Why countries no longer feel secure under a single nuclear umbrella

By Rebecca Lissner, a senior fellow for U.S. foreign policy at the Council on Foreign Relations, and Erin D. Dumbacher, the Stanton nuclear security senior fellow at the Council on Foreign Relations.

In 1960, a young U.S. senator named John F. Kennedy spoke almost casually about the future of nuclear weapons. Within a few years, he warned, the world might see as many as 20 nuclear-armed states. At the time, this did not sound alarmist—it reflected a widely shared assumption about where history was heading.

More than six decades later, only nine countries possess nuclear weapons. For a long time, it seemed that the worst-case scenario had been contained. Today, that confidence is beginning to fade.

What is happening

Across policy and security circles, there is growing discussion about the transformation of the global nuclear order. Arms control agreements are eroding, the nonproliferation regime is under strain, and U.S. allies are increasingly uncertain about the long-term reliability of American security guarantees.

These dynamics have been examined in recent analytical work in Foreign Policy by Rebecca Lissner and Erin D. Dumbacher. But beyond the specifics, the broader shift deserves closer attention.

What really matters here

If we strip away the details, the core change is not about rising aggression or renewed appetite for nuclear power. It is about the loss of confidence.
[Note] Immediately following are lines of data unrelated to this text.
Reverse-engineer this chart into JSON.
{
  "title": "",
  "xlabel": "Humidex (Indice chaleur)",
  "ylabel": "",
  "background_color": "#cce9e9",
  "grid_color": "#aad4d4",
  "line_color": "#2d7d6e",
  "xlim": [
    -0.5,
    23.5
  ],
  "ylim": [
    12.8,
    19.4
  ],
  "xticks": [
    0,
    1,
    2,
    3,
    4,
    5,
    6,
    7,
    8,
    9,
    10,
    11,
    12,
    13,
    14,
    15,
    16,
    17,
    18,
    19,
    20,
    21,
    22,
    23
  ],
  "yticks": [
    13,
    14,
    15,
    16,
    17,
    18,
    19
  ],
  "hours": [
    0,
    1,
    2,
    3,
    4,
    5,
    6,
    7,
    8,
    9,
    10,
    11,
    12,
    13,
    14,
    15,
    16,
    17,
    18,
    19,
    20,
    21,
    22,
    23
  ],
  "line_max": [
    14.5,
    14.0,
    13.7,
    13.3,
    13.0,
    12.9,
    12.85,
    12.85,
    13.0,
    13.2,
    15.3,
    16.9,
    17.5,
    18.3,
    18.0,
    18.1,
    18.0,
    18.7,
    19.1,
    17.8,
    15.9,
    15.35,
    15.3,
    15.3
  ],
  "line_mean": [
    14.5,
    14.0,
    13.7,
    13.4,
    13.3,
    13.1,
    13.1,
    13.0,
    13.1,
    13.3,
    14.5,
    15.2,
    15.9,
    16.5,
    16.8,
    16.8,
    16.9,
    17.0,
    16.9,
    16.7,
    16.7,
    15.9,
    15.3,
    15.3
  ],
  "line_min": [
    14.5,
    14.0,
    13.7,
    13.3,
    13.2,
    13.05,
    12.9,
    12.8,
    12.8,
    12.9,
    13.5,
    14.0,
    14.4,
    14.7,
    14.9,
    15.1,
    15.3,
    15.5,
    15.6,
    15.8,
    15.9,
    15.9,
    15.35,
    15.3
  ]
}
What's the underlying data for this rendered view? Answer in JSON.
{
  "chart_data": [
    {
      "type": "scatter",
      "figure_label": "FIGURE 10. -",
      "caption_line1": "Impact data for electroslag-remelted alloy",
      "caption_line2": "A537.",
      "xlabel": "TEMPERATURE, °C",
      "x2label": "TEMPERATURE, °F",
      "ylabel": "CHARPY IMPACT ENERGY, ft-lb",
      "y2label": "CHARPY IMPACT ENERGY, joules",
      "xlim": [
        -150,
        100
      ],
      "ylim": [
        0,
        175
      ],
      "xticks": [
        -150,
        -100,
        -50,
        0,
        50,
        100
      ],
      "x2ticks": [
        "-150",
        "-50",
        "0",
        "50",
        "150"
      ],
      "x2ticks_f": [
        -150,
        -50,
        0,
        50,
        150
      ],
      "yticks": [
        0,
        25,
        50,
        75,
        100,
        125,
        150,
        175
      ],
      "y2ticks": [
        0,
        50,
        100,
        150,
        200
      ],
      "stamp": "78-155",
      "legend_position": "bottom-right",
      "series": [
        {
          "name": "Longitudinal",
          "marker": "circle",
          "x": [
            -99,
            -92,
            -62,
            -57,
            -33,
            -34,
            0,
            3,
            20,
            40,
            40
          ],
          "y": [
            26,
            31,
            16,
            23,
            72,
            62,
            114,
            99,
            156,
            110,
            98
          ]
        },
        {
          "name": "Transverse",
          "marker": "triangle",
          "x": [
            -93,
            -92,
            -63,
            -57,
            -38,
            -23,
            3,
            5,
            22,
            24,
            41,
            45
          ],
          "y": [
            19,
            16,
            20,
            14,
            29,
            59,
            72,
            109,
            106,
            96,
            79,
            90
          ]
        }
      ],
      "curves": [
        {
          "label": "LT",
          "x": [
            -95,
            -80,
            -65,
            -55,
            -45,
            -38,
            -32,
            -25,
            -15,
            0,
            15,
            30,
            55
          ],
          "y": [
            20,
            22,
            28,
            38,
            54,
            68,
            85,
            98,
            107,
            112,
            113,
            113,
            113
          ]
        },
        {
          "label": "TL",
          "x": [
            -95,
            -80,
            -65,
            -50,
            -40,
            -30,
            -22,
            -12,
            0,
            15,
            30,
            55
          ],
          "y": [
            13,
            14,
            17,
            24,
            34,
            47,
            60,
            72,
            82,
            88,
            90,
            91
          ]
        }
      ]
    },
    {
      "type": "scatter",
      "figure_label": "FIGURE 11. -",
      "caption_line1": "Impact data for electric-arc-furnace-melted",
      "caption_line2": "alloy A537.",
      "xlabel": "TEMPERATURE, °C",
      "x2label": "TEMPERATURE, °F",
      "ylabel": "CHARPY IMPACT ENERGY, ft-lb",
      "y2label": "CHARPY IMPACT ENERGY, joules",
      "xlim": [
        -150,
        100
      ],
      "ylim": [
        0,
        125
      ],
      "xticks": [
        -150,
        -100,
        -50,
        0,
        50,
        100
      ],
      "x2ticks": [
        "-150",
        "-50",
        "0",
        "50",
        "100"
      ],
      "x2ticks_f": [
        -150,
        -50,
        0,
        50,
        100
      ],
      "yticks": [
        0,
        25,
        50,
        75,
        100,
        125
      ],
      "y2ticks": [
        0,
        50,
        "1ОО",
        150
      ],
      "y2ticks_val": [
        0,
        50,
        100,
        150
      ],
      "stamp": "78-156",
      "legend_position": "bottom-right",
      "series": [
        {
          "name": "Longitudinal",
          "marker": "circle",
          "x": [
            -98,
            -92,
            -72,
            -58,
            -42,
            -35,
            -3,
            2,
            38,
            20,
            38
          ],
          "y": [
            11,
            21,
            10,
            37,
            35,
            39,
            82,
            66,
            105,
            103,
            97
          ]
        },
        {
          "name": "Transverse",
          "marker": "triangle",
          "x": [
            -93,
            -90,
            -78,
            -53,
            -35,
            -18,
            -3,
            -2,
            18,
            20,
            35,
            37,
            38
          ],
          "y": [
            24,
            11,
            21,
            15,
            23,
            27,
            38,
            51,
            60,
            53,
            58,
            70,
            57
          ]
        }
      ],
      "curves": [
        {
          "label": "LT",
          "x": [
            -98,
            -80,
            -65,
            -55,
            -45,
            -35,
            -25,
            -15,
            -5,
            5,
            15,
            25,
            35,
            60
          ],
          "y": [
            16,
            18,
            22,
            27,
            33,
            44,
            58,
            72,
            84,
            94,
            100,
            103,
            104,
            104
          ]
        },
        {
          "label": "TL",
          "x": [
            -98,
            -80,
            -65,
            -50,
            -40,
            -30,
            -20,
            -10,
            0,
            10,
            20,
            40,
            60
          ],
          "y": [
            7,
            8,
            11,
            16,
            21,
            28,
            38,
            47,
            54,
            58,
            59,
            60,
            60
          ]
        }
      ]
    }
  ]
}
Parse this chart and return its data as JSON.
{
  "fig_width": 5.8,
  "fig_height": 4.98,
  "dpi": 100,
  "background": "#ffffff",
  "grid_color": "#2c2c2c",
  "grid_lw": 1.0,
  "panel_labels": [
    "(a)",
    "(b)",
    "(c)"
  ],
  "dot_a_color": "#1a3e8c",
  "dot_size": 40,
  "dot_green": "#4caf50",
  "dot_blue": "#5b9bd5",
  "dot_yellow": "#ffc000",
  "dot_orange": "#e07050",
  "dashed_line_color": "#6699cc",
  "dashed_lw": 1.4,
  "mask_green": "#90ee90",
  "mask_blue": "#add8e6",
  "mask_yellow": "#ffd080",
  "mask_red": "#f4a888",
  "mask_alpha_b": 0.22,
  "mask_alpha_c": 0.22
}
For decades, the global nuclear system rested on a simple psychological foundation: when things truly mattered, there was a central guarantor willing and able to bear the ultimate risk. That belief reduced incentives for proliferation and anchored deterrence.

As that confidence weakens, everything else begins to move.

Why states are acting this way

In situations of uncertainty, actors rarely seek the best possible outcome. They focus instead on avoiding the worst one.

For non-nuclear states, the worst-case scenario is not strategic disadvantage—it is standing alone in a moment of existential threat, relying on assurances that may not hold. In that context, developing an independent nuclear arsenal is often too risky, costly, and destabilizing. A more attractive option is to look for additional guarantees, alternative backstops, or parallel security arrangements.

This is not rebellion against the old order.
It is a form of insurance.

How this changes the logic of nuclear security

The emerging trend does not necessarily point toward rapid nuclear proliferation. A more likely outcome is the distribution of nuclear responsibility.

Security guarantees multiply. Decision-making becomes more dispersed. The system gains redundancy—but loses clarity.

Such an arrangement may appear stable in calm periods. In moments of crisis, however, it becomes harder to read, slower to manage, and more vulnerable to miscalculation.

What this means in the long run

The world is entering a phase in which security depends less on trust and more on fallback options. This reduces the risk of sudden collapse but increases the risk of gradual erosion and error.

Nuclear weapons remain tools of deterrence. What is changing is the architecture that governs how deterrence works—and who is expected to carry its weight.